Müzik eğitiminde yıllar içerisinde Türkiye’de nasıl bir değişim gözlemliyorsunuz? Bir dönem blok flüt konusundaki ısrarın müzik eğitiminde nasıl sorunlar yarattığı birçok uzmanın eleştiri konusu olmuştu. Siz şu an gelinen müfredat ve enstrüman kullanım becerilerini nasıl değerlendiriyorsunuz? 

Bence müzik eğitiminde en kaliteli eğitimin verildiği dönem Köy Enstitüleri dönemiydi, yani Cumhuriyetin ilk yıllarından 1954 yılına kadar olan zaman dilimi. Okul çalgısı olarak mandolin kullanılıyordu ve tel dizilimi sebebiyle bu çalgıdan sonra gitar ve kemana da kolaylıkla geçiş sağlanabiliyordu. Ayrıca çalması çok da komplike olmayan ve sesle de eşlik edilebilen bir çalgıydı. Açıkçası ben en uygun okul çalgısının mandolin olduğunu düşünüyorum, keşke okullarımız yine bu enstrümanı kullanmaya devam etseydi. Blok flüt ve melodikanın okul çalgısı olmaya uygun olmadığını düşünüyorum çünkü üflemeli çalgılar için çocuğun akciğer gelişimini tam olarak tamamlaması gerekiyor, bu da en erken 10 yaşı buluyor. Fakat şu an baktığımızda ilkokullarda (1. ve 4.sınıf arası) melodikanın kullanıldığını görüyoruz, bir önceki donemde de blok flüt kullanıldı. Bunun doğru bir eğitim politikası olmadığını düşünüyorum.

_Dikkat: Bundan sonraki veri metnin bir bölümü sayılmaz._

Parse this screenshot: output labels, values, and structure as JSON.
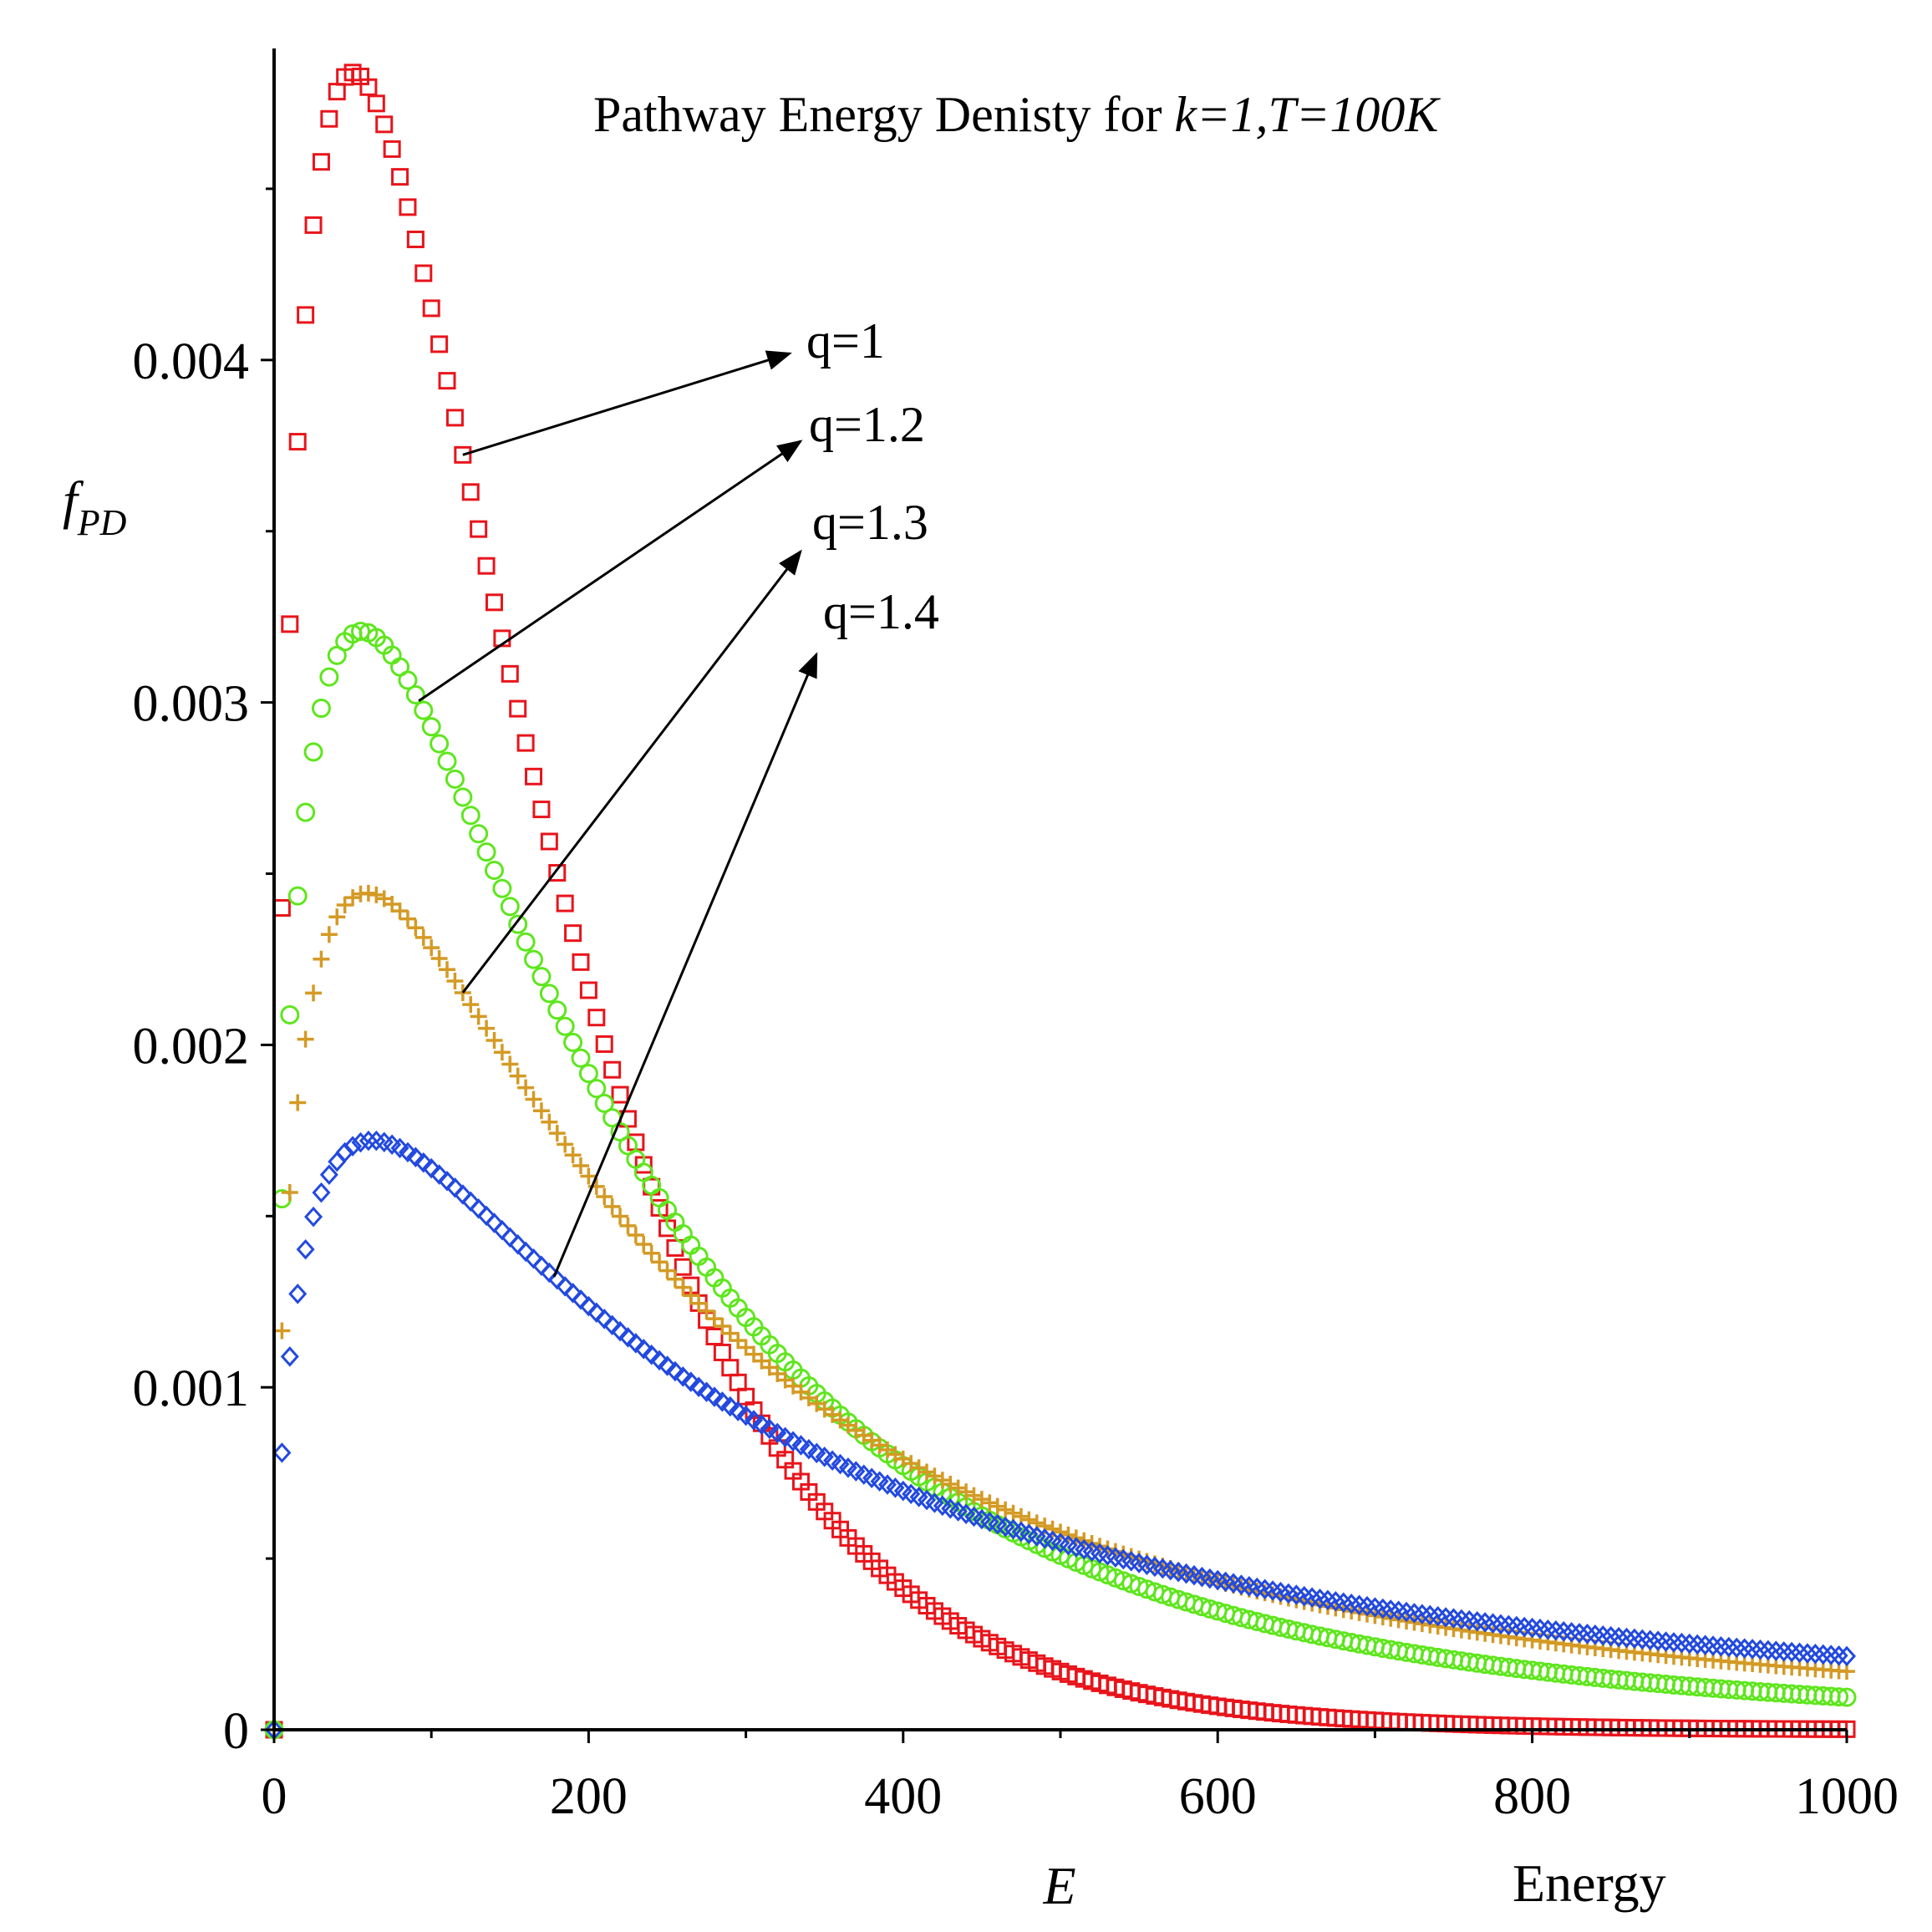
{
  "chart_data": {
    "type": "scatter",
    "title": "Pathway Energy Denisty for ",
    "title_italic": "k=1,T=100K",
    "xlabel": "E",
    "xlabel_extra": "Energy",
    "ylabel_main": "f",
    "ylabel_sub": "PD",
    "xlim": [
      0,
      1000
    ],
    "ylim": [
      0,
      0.0049
    ],
    "x_ticks": [
      0,
      200,
      400,
      600,
      800,
      1000
    ],
    "x_tick_labels": [
      "0",
      "200",
      "400",
      "600",
      "800",
      "1000"
    ],
    "y_ticks": [
      0,
      0.001,
      0.002,
      0.003,
      0.004
    ],
    "y_tick_labels": [
      "0",
      "0.001",
      "0.002",
      "0.003",
      "0.004"
    ],
    "series": [
      {
        "name": "q=1",
        "q": 1.0,
        "marker": "square",
        "color": "#e8141b",
        "label_anchor_x": 120
      },
      {
        "name": "q=1.2",
        "q": 1.2,
        "marker": "circle",
        "color": "#5ee61d",
        "label_anchor_x": 92
      },
      {
        "name": "q=1.3",
        "q": 1.3,
        "marker": "plus",
        "color": "#d49a24",
        "label_anchor_x": 120
      },
      {
        "name": "q=1.4",
        "q": 1.4,
        "marker": "diamond",
        "color": "#2249e0",
        "label_anchor_x": 178
      }
    ],
    "legend_labels": [
      "q=1",
      "q=1.2",
      "q=1.3",
      "q=1.4"
    ],
    "x_sample_step": 5,
    "grid": false
  }
}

Peki bir öğrencinizin üstün yetenekli olduğunu nasıl anlarsınız? Bu konuda vereceğiniz somut örnekler, anekdotlar varsa duymak isterim. 

Ben piyanist olduğum ve ağırlıklı piyano öğretmenliği yaptığım için piyano çalgısı üzerinden örnekler vereceğim. Eğer öğrenci piyano başında genel olarak rahatsa, sesleri kolaylıkla birbirinden ayırt edebiliyor ve kendi yanlışını düzeltebiliyorsa, gösterdiğim yeni bir şeyi hemen ya da kısa bir zamanda aynı gösterdiğim şekilde uygulayabiliyorsa ve yaşından olgun bir müzikal anlayışı varsa bu öğrencinin müzik alanında yetenekli olduğu söylenebilir. Bunun dışında çok küçük olmayan çocuklara yaptığımız işitme testinde de, eğer çocuk bastığımız sesi tam olarak doğru veriyorsa ve aynı anda iki, üç, dört sesi bastığımızda da yine tek tek sesleri doğru söyleyebiliyorsa, bu çocuğun da net bir şekilde kabiliyetli olduğunu söyleyebiliriz.

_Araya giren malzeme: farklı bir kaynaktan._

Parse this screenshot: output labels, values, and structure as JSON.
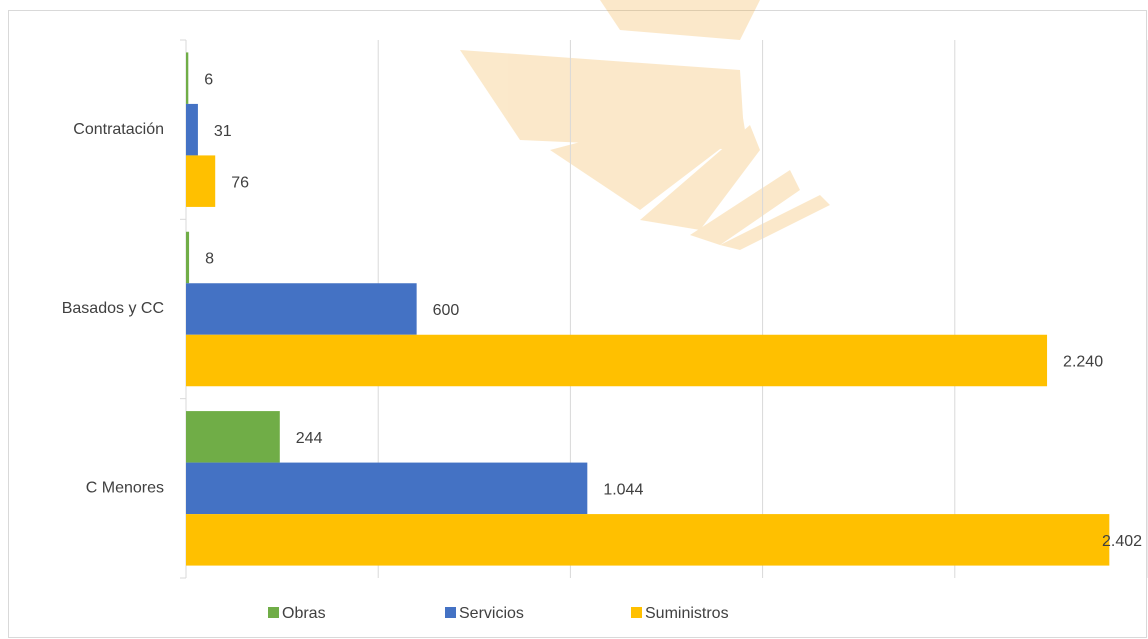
{
  "chart_data": {
    "type": "hbar",
    "categories": [
      "Contratación",
      "Basados y CC",
      "C Menores"
    ],
    "series": [
      {
        "name": "Obras",
        "color": "#70ad47",
        "values": [
          6,
          8,
          244
        ]
      },
      {
        "name": "Servicios",
        "color": "#4472c4",
        "values": [
          31,
          600,
          1044
        ],
        "value_labels": [
          "31",
          "600",
          "1.044"
        ]
      },
      {
        "name": "Suministros",
        "color": "#ffc000",
        "values": [
          76,
          2240,
          2402
        ],
        "value_labels": [
          "76",
          "2.240",
          "2.402"
        ]
      }
    ],
    "xlim": [
      0,
      2500
    ],
    "xticks": [
      0,
      500,
      1000,
      1500,
      2000,
      2500
    ],
    "grid": true,
    "legend": "bottom"
  }
}
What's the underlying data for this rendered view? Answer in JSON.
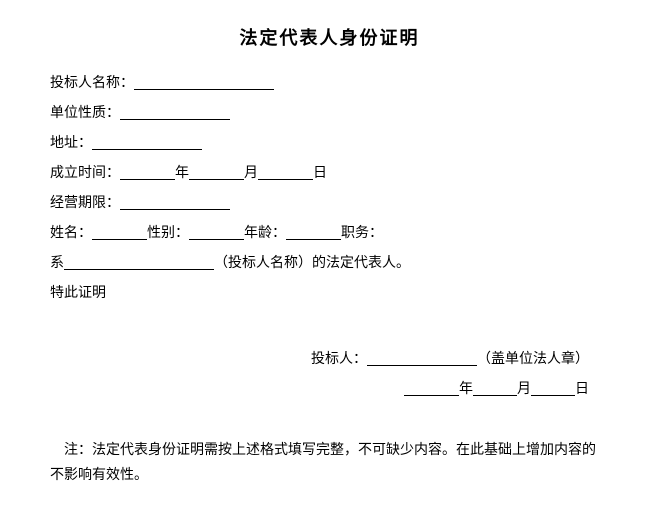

Öğrencilerinize klasik müzik konserlerini takip etme konusunda nasıl bir yönlendirmede bulunursunuz? 

Klasik müzik konserlerini ben kişisel olarak takip ettiğim için özellikle öğrencilerimin de gitmesini istediğim konserler varsa not alırım. Özel solistler ve güzel programlar olduğunda, öğrencimin seviyesi ve çaldığı eserlere ve favori bestecilerine bağlı olarak farklı öğrencime farklı konserler önerebiliyorum. Ayrıca piyano öğrencilerime, piyanoya ek olarak mutlaka orkestra konserlerine de gitmelerini tavsiye ediyorum çünkü bu konserlerin öğrencilerimin piyano icrasına büyük katkısı oluyor, icra sırasında tuşede farklı renkler (farklı orkestra çalgıları gibi) yakalayabiliyorlar.

Öğrencilerinize verdiğiniz ve onların hayatına dokunduğunu düşündüğünüz birkaç öğüdü bizimle de paylaşır mısınız? 

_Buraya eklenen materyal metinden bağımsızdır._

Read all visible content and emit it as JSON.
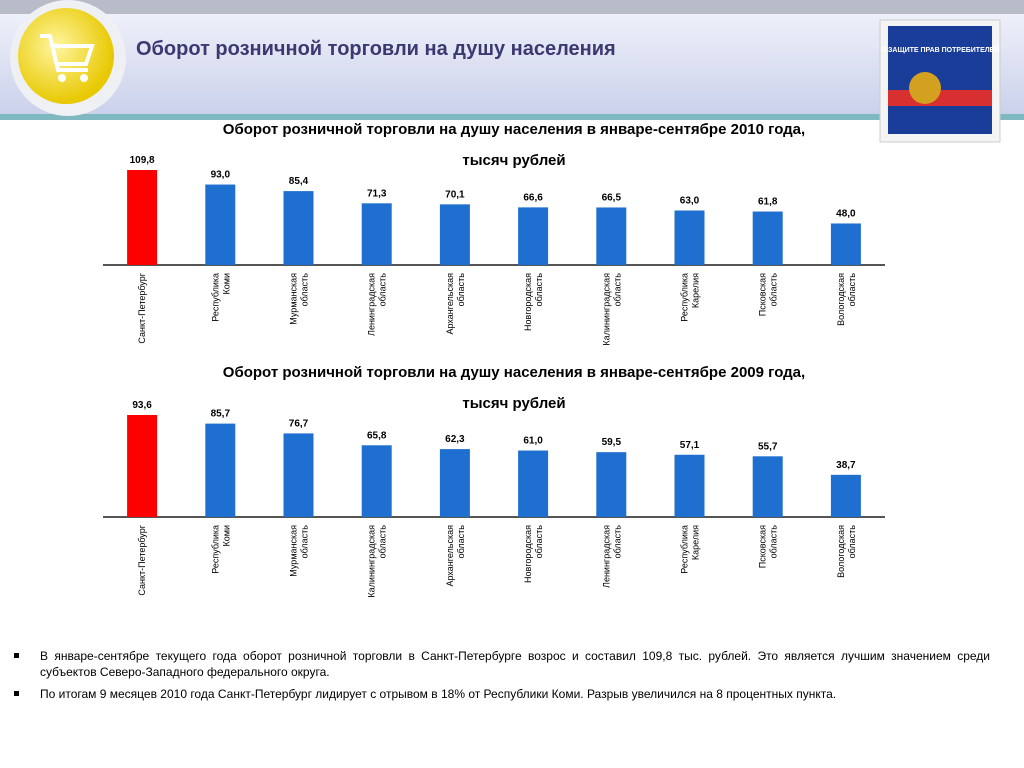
{
  "header": {
    "title": "Оборот розничной торговли на душу населения",
    "book_title": "О ЗАЩИТЕ ПРАВ ПОТРЕБИТЕЛЕЙ"
  },
  "chart_data": [
    {
      "type": "bar",
      "title": "Оборот розничной торговли на душу населения в январе-сентябре 2010 года,",
      "subtitle": "тысяч рублей",
      "categories": [
        "Санкт-Петербург",
        "Республика Коми",
        "Мурманская область",
        "Ленинградская область",
        "Архангельская область",
        "Новгородская область",
        "Калининградская область",
        "Республика Карелия",
        "Псковская область",
        "Вологодская область"
      ],
      "values": [
        109.8,
        93.0,
        85.4,
        71.3,
        70.1,
        66.6,
        66.5,
        63.0,
        61.8,
        48.0
      ],
      "value_labels": [
        "109,8",
        "93,0",
        "85,4",
        "71,3",
        "70,1",
        "66,6",
        "66,5",
        "63,0",
        "61,8",
        "48,0"
      ],
      "colors": [
        "#ff0000",
        "#1f6fd0",
        "#1f6fd0",
        "#1f6fd0",
        "#1f6fd0",
        "#1f6fd0",
        "#1f6fd0",
        "#1f6fd0",
        "#1f6fd0",
        "#1f6fd0"
      ]
    },
    {
      "type": "bar",
      "title": "Оборот розничной торговли на душу населения в январе-сентябре 2009 года,",
      "subtitle": "тысяч рублей",
      "categories": [
        "Санкт-Петербург",
        "Республика Коми",
        "Мурманская область",
        "Калининградская область",
        "Архангельская область",
        "Новгородская область",
        "Ленинградская область",
        "Республика Карелия",
        "Псковская область",
        "Вологодская область"
      ],
      "values": [
        93.6,
        85.7,
        76.7,
        65.8,
        62.3,
        61.0,
        59.5,
        57.1,
        55.7,
        38.7
      ],
      "value_labels": [
        "93,6",
        "85,7",
        "76,7",
        "65,8",
        "62,3",
        "61,0",
        "59,5",
        "57,1",
        "55,7",
        "38,7"
      ],
      "colors": [
        "#ff0000",
        "#1f6fd0",
        "#1f6fd0",
        "#1f6fd0",
        "#1f6fd0",
        "#1f6fd0",
        "#1f6fd0",
        "#1f6fd0",
        "#1f6fd0",
        "#1f6fd0"
      ]
    }
  ],
  "bullets": [
    "В январе-сентябре текущего года оборот розничной торговли в Санкт-Петербурге возрос и составил 109,8 тыс. рублей. Это является лучшим значением среди субъектов Северо-Западного федерального округа.",
    "По итогам 9 месяцев 2010 года Санкт-Петербург лидирует с отрывом в 18% от Республики Коми. Разрыв увеличился на 8 процентных пункта."
  ]
}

“İyi bir teknik iyi bir müzikalite içindir” sözünü çok kullanırım. Teknik bir araçtır, amaç değil, müzik yaparken bazen amacı ve aracı birbirine karıştırabiliyoruz. Ayrıca öğrencilerime, müzikte ve genel olarak hayatta azmin çok önemli olduğunu ve ancak azmedenlerin başardığını söylerim.

Klasik müzik eğitiminde örnek aldığınız ekoller ve ülkeler hangileri? 

Eğitimini örnek aldığım ve en beğendiğim ekoller Alman ve Rus ekolleri…

Peki sizin ilham aldığınız, çok beğendiğiniz çağdaş piyanistler hangileri? 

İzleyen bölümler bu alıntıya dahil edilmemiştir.